Gilead accused of harming patients to benefit its bottom line
TDF’s history goes back to the 1980’s, according to the Los Angeles Times, citing a California lawsuit, when it was first developed. Gilead bought the right to sell the drug and in 1997 it showed TDF fought the HIV infection. The original formula had little sales potential because it had to be given intravenously. Gilead changed its chemical composition so it could be taken orally. That medicine was approved by the FDA in 2001.
It was originally sold as Viread. It was later combined with other HIV medicines and sold as Atripla, Truvada, Stribild and Complera. Plaintiffs claim Gilead knew when Viread was approved in October 2001 to be effective it had to be given in such high doses it could damage patients’ kidneys and bones. But there was no such warning when the drug was sold.
In the meantime, Gilead scientists worked on ways to reduce TDF’s toxicity. In April 2001 they published research on a different chemical version of TDF, TAF. An animal study showed TAF had a thousand times more activity against HIV than the original medicine developed in Europe, raising the hope that it could be just as, if not more, effective with less toxicity.
Gilead paid doctors across the US to give TAF to patients in small clinical trials. The positive results were not published until years later, secrecy that the lawsuit describes as “an act of extreme malice.” Instead, in October 2004, Gilead announced that it was ending TAF research due to an “internal business review.” TDF received company support, not TAF, bringing in billions of dollars in revenue each year.

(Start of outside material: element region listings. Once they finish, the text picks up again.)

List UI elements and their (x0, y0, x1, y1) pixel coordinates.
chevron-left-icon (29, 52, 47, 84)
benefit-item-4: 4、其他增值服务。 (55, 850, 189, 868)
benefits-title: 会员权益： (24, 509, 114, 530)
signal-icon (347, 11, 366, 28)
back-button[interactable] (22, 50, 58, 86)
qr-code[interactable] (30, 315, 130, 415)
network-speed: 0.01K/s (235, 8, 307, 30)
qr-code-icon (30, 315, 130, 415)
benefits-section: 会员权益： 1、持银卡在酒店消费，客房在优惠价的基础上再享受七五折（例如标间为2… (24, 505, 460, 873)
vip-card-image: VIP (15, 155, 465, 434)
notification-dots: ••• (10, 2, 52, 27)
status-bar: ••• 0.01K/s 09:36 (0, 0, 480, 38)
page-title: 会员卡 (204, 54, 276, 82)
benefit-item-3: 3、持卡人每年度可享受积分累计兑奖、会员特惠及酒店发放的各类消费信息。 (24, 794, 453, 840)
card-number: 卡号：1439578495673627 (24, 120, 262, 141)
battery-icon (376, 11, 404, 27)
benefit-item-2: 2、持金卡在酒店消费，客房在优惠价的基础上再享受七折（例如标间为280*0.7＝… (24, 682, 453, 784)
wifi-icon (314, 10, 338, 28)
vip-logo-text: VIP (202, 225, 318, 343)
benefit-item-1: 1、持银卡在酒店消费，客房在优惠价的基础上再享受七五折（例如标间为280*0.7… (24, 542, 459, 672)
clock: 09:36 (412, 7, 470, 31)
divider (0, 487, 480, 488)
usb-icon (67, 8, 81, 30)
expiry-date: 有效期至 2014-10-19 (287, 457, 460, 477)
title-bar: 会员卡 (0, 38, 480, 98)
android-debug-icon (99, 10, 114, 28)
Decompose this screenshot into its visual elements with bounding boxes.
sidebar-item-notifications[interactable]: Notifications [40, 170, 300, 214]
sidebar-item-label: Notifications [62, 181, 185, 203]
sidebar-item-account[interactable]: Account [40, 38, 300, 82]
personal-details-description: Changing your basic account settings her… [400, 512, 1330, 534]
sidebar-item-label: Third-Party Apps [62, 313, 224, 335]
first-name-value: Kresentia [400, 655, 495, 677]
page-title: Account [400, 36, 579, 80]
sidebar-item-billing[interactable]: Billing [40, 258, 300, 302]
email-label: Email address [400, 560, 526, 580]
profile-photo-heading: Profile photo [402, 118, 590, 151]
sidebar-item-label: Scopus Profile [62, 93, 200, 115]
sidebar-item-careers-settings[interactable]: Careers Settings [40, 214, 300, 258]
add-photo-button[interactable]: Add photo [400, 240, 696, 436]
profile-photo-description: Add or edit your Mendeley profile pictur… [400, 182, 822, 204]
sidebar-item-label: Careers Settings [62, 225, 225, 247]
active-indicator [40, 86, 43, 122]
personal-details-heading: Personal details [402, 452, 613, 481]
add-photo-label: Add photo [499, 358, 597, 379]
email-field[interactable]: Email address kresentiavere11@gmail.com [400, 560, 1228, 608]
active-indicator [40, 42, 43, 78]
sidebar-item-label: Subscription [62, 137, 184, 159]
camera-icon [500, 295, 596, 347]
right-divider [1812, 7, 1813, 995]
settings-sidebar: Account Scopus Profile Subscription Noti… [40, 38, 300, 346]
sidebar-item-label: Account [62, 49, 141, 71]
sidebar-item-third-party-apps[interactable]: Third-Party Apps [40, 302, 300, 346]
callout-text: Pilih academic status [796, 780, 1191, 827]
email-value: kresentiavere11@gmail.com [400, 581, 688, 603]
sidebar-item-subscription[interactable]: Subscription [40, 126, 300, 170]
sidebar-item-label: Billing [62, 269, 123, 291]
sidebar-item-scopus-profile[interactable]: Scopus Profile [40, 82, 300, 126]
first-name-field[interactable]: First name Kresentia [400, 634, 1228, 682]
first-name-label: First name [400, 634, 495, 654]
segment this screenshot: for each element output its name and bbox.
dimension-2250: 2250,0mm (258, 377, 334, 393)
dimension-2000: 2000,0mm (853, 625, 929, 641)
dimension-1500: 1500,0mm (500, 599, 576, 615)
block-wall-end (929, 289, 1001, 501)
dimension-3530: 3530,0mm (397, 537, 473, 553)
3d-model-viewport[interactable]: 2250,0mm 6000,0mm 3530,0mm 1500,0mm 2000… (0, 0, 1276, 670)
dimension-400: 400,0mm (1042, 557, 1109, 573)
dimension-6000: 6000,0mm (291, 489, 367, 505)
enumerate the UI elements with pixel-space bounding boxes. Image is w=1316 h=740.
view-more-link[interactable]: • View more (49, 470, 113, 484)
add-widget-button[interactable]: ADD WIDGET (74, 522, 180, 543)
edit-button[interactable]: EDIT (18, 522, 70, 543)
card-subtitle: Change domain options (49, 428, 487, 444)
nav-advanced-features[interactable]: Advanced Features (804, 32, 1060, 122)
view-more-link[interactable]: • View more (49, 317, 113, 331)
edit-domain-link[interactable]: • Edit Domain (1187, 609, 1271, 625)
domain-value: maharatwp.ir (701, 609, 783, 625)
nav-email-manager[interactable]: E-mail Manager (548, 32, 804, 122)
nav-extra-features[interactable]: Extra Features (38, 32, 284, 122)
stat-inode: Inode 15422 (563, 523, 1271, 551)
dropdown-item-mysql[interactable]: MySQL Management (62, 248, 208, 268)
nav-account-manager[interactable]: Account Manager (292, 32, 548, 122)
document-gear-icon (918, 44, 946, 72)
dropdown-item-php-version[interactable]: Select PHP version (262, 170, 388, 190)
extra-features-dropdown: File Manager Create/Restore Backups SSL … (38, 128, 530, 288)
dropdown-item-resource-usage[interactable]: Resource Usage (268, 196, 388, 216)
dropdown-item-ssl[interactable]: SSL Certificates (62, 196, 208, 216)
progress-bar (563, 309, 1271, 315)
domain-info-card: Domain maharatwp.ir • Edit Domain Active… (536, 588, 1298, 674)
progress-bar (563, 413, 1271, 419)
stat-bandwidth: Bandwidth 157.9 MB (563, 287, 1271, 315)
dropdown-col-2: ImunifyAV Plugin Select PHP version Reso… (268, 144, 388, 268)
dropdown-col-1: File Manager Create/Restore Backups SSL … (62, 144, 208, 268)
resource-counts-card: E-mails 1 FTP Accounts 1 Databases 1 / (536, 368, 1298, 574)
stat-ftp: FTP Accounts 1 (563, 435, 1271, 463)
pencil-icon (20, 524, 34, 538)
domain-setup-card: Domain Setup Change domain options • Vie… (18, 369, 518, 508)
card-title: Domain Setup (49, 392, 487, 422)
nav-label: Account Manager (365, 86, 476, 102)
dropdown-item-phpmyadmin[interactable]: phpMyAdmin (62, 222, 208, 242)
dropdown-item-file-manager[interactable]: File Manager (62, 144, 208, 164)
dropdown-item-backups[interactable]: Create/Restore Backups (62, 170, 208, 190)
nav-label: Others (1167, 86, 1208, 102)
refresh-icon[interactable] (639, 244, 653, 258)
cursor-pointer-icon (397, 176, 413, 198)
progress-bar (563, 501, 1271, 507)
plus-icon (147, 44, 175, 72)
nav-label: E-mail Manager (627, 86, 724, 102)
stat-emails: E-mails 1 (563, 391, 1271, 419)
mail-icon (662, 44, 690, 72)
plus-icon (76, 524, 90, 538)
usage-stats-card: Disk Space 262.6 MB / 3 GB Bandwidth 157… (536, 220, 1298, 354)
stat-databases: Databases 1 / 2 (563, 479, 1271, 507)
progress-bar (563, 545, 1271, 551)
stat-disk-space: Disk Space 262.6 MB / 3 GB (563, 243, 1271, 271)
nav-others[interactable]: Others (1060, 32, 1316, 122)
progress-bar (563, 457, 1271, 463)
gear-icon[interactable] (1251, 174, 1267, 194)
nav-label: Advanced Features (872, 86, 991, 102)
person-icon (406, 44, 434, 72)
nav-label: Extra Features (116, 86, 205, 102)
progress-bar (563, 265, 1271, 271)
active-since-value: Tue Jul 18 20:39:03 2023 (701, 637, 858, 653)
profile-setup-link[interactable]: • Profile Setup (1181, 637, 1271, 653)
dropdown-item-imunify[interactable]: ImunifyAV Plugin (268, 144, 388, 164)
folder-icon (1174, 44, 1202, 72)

The company applied for new patents for TAF, though officially the company wasn’t developing it. In 2010, as TDF’s patent protection was running out, a Gilead executive told investors about a new molecule added to its research plans, which turned out to be TAF. The company then started publishing the results of the earlier studies.
In November 2015, the FDA approved TAF in a combination pill with three other medicines. The drug was called Genvoya. Other new pills also containing TAF include Odefsey and Descovy. Gilead is now urging doctors to switch their patients to TAF reduce the chances of possible harm to their kidneys and bones posed by TDF.